I take it in two steps: Replace the coolant in the overflow and replace the coolant in the system.

Replace coolant from overflow:
1) Make sure engine is cold
2) I take the bottom hose (thick) hose off first.. and put it in a bucket. Drain coolant tank.
3) when that drains, put a garden hose in it the bottom thick hose
4) start the garden hose (not full capacity). because you haven't taken off the top hoses (return), but have taken off the bottom hose, water will continue to drain from the coolant tank.
5) turn it off when you see the water coming out of the coolant tank is clear.

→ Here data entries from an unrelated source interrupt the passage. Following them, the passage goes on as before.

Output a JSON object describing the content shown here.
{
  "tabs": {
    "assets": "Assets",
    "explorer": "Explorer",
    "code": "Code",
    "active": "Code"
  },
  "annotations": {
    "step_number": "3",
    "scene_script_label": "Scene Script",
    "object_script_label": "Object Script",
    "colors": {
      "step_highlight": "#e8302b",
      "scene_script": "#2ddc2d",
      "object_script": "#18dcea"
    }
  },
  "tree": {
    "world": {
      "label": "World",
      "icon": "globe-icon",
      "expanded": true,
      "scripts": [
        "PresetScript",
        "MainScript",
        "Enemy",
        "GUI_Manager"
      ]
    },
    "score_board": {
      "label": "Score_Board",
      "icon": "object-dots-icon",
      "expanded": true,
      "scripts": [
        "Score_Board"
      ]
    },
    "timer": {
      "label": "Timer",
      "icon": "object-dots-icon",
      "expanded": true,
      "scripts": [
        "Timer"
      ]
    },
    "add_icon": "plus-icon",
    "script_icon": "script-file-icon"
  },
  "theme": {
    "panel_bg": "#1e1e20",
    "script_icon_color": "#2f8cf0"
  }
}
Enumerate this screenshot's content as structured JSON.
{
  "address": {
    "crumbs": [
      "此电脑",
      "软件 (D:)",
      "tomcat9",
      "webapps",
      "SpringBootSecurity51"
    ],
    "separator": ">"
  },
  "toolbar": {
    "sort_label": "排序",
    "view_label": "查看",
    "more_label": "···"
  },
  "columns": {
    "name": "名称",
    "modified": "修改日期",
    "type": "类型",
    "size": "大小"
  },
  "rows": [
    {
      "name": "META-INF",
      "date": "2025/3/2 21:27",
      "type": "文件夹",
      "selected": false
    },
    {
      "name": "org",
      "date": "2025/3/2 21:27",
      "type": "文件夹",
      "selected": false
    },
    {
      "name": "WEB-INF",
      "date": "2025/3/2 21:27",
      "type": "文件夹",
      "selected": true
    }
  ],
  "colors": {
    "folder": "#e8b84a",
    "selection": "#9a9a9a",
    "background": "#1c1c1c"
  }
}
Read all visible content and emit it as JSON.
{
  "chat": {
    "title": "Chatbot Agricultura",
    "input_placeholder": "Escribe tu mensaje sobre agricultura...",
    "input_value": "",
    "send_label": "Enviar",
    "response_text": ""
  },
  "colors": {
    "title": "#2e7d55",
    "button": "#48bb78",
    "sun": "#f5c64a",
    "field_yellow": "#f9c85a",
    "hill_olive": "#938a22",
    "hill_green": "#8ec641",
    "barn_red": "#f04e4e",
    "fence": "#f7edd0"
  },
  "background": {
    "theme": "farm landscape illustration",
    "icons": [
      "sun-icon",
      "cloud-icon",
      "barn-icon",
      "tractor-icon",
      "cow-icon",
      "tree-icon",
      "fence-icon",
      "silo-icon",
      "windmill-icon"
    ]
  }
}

Replace coolant in System:
6) Put the thick hose back into the lower point of the coolant tank.
7) take off lid of coolant tank
8) take off top two hoses of the coolant tank and put them into your bucket. these are your return hoses.
9) get someone to start your engine
10) put the garden hose into the coolant tank and switch on (not too much flowing water)
11) when you start the car, you'll notice clear water coming out of one of your return hoses... this is the water you replaced before. the aim now is to get your engine temperature up. when this happens, the thermostat will switch and you'll be able to get the coolant out of the remainder of your engine.... (this will be indicated by the coolant coming out of your other return hose)
12) keep waiting until you see the coolant start flowing from your other hose
13) when coolant starts flowing from the other hose, wait until you see clear water only
14) when you see clear water only, take out the garden hose and start putting in your coolant mixture
15) when you see the coolant mixture come out, turn off your engine, replace the coolant tap and return hoses and you're done!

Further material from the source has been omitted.